Background on the de minimis exemption
The de minimis exemption, a trade rule established in 1938, allowed packages valued at less than $800 to enter the US without incurring duties or taxes. This exemption facilitated a surge in low-cost imports from Chinese retailers like Temu and Shein, which attracted millions of US customers with their competitive pricing.
However, this loophole has faced criticism from US authorities, who argue that it has been exploited for smuggling illegal goods, including synthetic opioids. Both the Trump and Biden administrations have expressed concerns that the exemption undermines American businesses and poses risks to public safety.
Temu’s new approach
In light of the recent changes, Temu has stated that all sales in the US will now be managed by local sellers, with orders fulfilled domestically. This strategy is intended to help local merchants expand their customer base and adapt to the evolving regulatory landscape.
The company has been actively recruiting US firms to join its platform, aiming to create a more sustainable business model that aligns with current trade rules.
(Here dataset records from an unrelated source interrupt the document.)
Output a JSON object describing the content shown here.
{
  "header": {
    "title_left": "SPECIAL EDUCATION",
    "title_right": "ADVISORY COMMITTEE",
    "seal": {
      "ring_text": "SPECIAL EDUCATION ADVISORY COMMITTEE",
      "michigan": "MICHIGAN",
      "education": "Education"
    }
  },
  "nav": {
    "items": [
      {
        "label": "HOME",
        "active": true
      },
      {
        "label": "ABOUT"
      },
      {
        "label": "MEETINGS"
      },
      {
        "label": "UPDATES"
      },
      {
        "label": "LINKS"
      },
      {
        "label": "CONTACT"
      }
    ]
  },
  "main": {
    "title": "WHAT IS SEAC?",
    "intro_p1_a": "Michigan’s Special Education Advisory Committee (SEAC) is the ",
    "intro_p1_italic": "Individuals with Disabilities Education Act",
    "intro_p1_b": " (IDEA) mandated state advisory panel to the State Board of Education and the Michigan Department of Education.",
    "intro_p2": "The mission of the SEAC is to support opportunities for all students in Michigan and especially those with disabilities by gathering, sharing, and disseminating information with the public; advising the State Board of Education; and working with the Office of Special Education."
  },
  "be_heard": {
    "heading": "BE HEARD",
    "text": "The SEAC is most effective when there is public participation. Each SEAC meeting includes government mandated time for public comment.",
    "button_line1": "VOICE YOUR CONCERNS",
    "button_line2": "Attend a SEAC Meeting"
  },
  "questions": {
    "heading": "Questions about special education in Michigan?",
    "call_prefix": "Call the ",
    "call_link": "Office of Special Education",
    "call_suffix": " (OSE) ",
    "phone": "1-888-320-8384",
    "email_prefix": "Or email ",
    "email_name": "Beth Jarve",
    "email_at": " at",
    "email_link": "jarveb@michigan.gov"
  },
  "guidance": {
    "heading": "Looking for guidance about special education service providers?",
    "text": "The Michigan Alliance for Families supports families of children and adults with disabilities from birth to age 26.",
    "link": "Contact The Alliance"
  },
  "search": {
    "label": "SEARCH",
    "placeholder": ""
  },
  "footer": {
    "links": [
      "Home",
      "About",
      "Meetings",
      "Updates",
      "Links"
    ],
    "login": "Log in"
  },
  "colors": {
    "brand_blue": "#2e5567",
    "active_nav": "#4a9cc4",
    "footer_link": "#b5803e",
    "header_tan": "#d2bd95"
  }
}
Implications for consumers
With the closure of the de minimis exemption, packages sent from China valued at up to $800 will now face a 120% tax rate or a flat fee that is set to increase from $100 to $200 by June. This change is expected to lead to higher prices for consumers, with estimates suggesting an additional annual cost of between $8 billion and $30 billion that will ultimately be passed on to shoppers.
Broader impact on international trade
The implications of this shift extend beyond the US. Similar reviews of low-value imports are underway in the UK and the European Union, where regulations allowing duty-free imports are also being scrutinised. In the UK, the current threshold for duty-free imports is £135, while the EU is considering changes to its €150 exemption.
These developments indicate a growing trend among governments to reassess trade policies that favour low-value imports, potentially leading to increased costs for consumers in multiple regions.
Conclusion
Temu’s decision to stop direct sales from China marks a significant shift in the online retail landscape, reflecting broader changes in international trade regulations. As the company adapts to these new rules, consumers may need to brace for higher prices and a different shopping experience. The move also highlights ongoing concerns about the impact of low-value imports on local businesses and public safety.